La poésie, c’est toute votre jeunesse, et d’une certaine façon votre éducation ?
Exactement ! Ma mère était institutrice et c’est elle qui m’a enseigné la poésie en même temps que la lecture. Elle me lisait du Prévert, du Baudelaire…. Je ne comprenais pas tout mais j’aimais ça quand même (rires) !
Parlons de ce 20ème album ! Pourquoi avoir choisi ce nom si particulier de « Baron Samedi » ?
Baron Samedi est en quelque sorte le gardien vaudou du cimetière d’Haïti. Dans les croyances haïtiennes, ils imaginent qu’ils ne peuvent pas dormir, même morts, sans la permission de Baron Samedi. Il faut donc qu’ils s’entendent avec lui sinon ils ne peuvent pas gagner le repos et aller dans l’au-delà, Disons que Baron Samedi, c’est à la fois l’homme de la mort et l’homme de la réincarnation. Donc ce n’est pas vraiment un mauvais esprit. C’est juste quelqu’un d’un peu exigeant… !
C’est en allant à Haïti, rencontrer vos amis artistes que vous est venue l’inspiration de ce titre et l’envie d’écrire?
Le tremblement de terre a broyé la ville et une partie de l’île en 30 secondes… 300 000 morts ! Je savais que c’était les failles sismiques qui en étaient la cause mais face à un tel drame, il plane toujours quelque chose de très mystérieux, d’incompréhensible… On pouvait aussi imaginer que c’était Baron Samedi qui avait fait ça.
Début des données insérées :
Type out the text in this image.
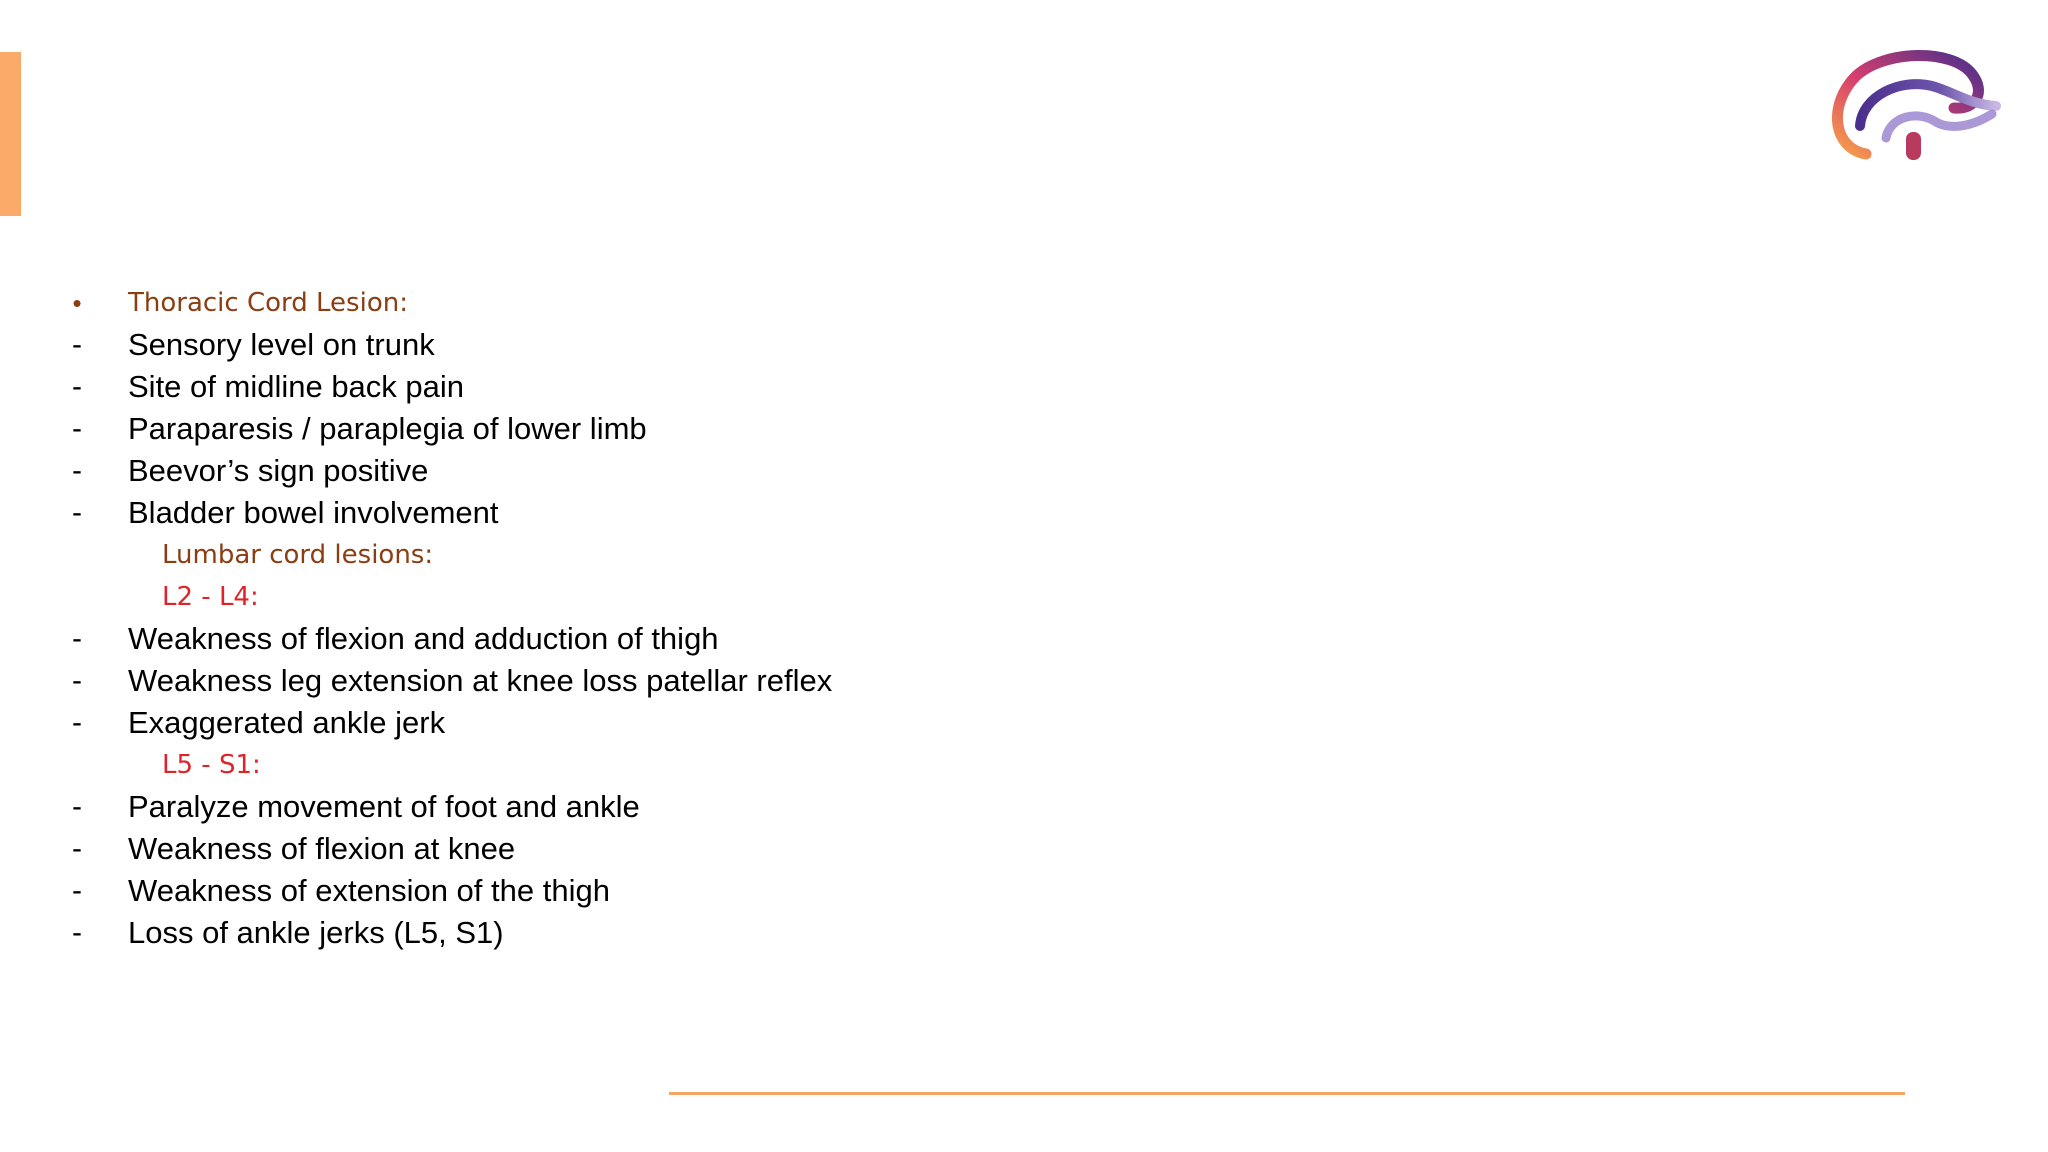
•	Thoracic Cord Lesion:
-	Sensory level on trunk
-	Site of midline back pain
-	Paraparesis / paraplegia of lower limb
-	Beevor’s sign positive
-	Bladder bowel involvement
Lumbar cord lesions:
L2 - L4:
-	Weakness of flexion and adduction of thigh
-	Weakness leg extension at knee loss patellar reflex
-	Exaggerated ankle jerk
L5 - S1:
-	Paralyze movement of foot and ankle
-	Weakness of flexion at knee
-	Weakness of extension of the thigh
-	Loss of ankle jerks (L5, S1)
C’est pour ça que j’ai écrit ce titre.
La critique considère que Baron Samedi est l’un de vos meilleurs albums… C’est aussi votre sentiment ?
Si c’est eux qui le disent…!! (rires). Moi, quand j’écris un album, j’oublie tous les autres mais et je n’ai surtout pas envie de me répéter, ni musicalement, ni au niveau des thèmes. Alors est-ce que c’est mon meilleur album ?… Je n’en sais rien ! Les albums c’est comme les enfants, vous ne pouvez pas en préférer un… Mais bon, je pense que c’est un bon album et que je n’escroque pas les gens qui l’achètent !! (rires)
Un album qui est fidèle à vous-même ?
De toute façon, je ne sais pas retourner ma veste !!
Justement… vous avez toujours été un chanteur engagé… Vous vous dites toujours du côté du « peuple ». Pensez-vous que, plus que jamais, ce « peuple » a besoin d’hommes comme vous ?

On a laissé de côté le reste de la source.